Theorem  The set $\{ c \in \mathbb{C}: J(f_c)  \text{ is connected} \}$ is the Mandelbrot set $M$.

This, then, is the sophisticated definition of the Mandelbrot set.

Example  From the original, simple definition, it’s clear that $0 \in M$. So according to this theorem, the Julia set of $f_0$ must be connected. But $f_0$ is the function $z \mapsto z^2$, whose Julia set we worked out earlier: it’s the unit circle. This is indeed connected, so we’ve confirmed the theorem in one little case.

Why is this such an important definition? I don’t really know. I understand why Julia sets are fundamental in complex dynamics, but I don’t understand much about why connectedness of Julia sets is so important.

Maybe I can say one useful thing, though. You might imagine drawing a coloured picture of the plane with one colour for values of $c$ for which $J(f_c)$ has one connected-component (that is, the Mandelbrot set), another colour for two connected-components, another for three, and so on. But that would be pointless, because there’s a theorem:

a Julia set is either connected or has $2^{\aleph_0}$ connected-components.

(Those components needn’t be points, or even contractible.) So for Julia sets, the difference between connected and not connected is really dramatic. Suppose you pick a path in parameter space $\mathbb{C}$, starting inside the Mandelbrot set and ending outside it. As you travel along the path, the corresponding Julia set will start off connected, then as you get close the boundary of $M$ it will look more and more distressed (though still connected), until the instant you step outside $M$ it will disintegrate into uncountably many pieces.

Nils Baas once said to me that he thinks of the Mandelbrot set as a ‘second order fractal’, because it’s a fractal parametrizing the properties of other fractals (Julia sets, which would then be first order fractals).

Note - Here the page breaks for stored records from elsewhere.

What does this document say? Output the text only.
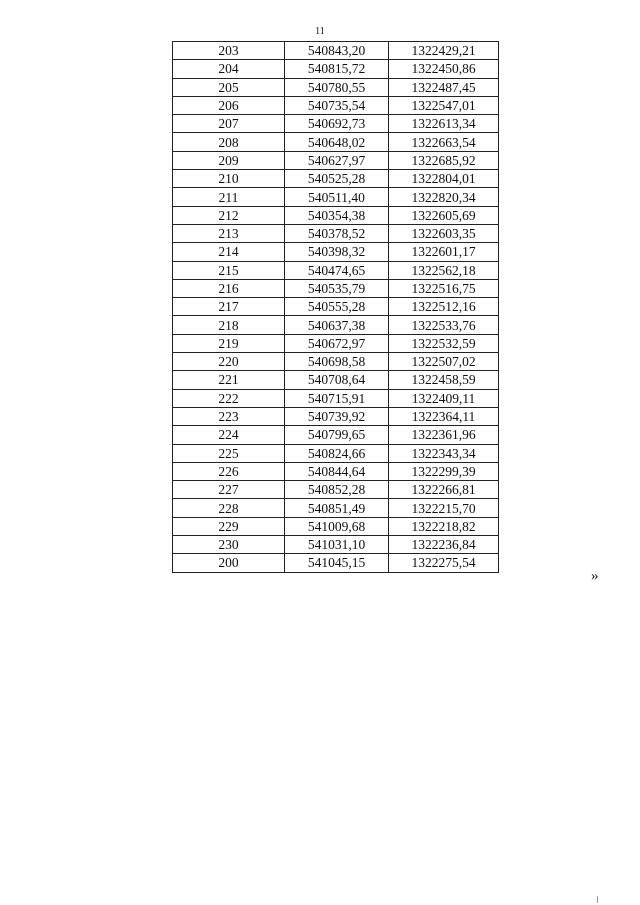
11
203	540843,20	1322429,21
204	540815,72	1322450,86
205	540780,55	1322487,45
206	540735,54	1322547,01
207	540692,73	1322613,34
208	540648,02	1322663,54
209	540627,97	1322685,92
210	540525,28	1322804,01
211	540511,40	1322820,34
212	540354,38	1322605,69
213	540378,52	1322603,35
214	540398,32	1322601,17
215	540474,65	1322562,18
216	540535,79	1322516,75
217	540555,28	1322512,16
218	540637,38	1322533,76
219	540672,97	1322532,59
220	540698,58	1322507,02
221	540708,64	1322458,59
222	540715,91	1322409,11
223	540739,92	1322364,11
224	540799,65	1322361,96
225	540824,66	1322343,34
226	540844,64	1322299,39
227	540852,28	1322266,81
228	540851,49	1322215,70
229	541009,68	1322218,82
230	541031,10	1322236,84
200	541045,15	1322275,54
»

I like to think of the Mandelbrot set as the spectrum of the map $z \mapsto z^2$. This is a continuation of my unconvincing analogy, and doesn’t get any more convincing now, but again I’ll give my meagre reasons.

Let $V$ be a vector space (over $k$, say) and let $f$ be a linear endomorphism of $V$. There are three ingredients needed in order to define the spectrum ($=$ set of eigenvalues) of $f$:

1. $f$ gives rise to the family $(f - \lambda)_{\lambda \in k}$ of endomorphisms of $V$
2. any endomorphism of $V$ has a kernel, a vector subspace of $V$
3. any vector subspace of $V$ can be classified as nontrivial or trivial.

The spectrum is the set of parameters $\lambda \in k$ for which the kernel of $f - \lambda$ is nontrivial.

Now in the world of complex dynamics:

1. the rational function $z \mapsto z^2$ ‘gives rise to’ the family $(z \mapsto z^2 + c)_{c \in \mathbb{C}}$ of rational functions on $\bar{\mathbb{C}}$
2. any rational function on $\bar{\mathbb{C}}$ has a Julia set, a subset of $\bar{\mathbb{C}}$
3. any subset of $\bar{\mathbb{C}}$ can be classified as connected or disconnected.

Recall that Julia sets were supposed to be analogous to kernels. And now, the Mandelbrot set is the set of parameters $c \in \mathbb{C}$ for which the Julia set of $z \mapsto z^2 + c$ is connected. This is why I want to think of the Mandelbrot set as a kind of spectrum of the function $z \mapsto z^2$.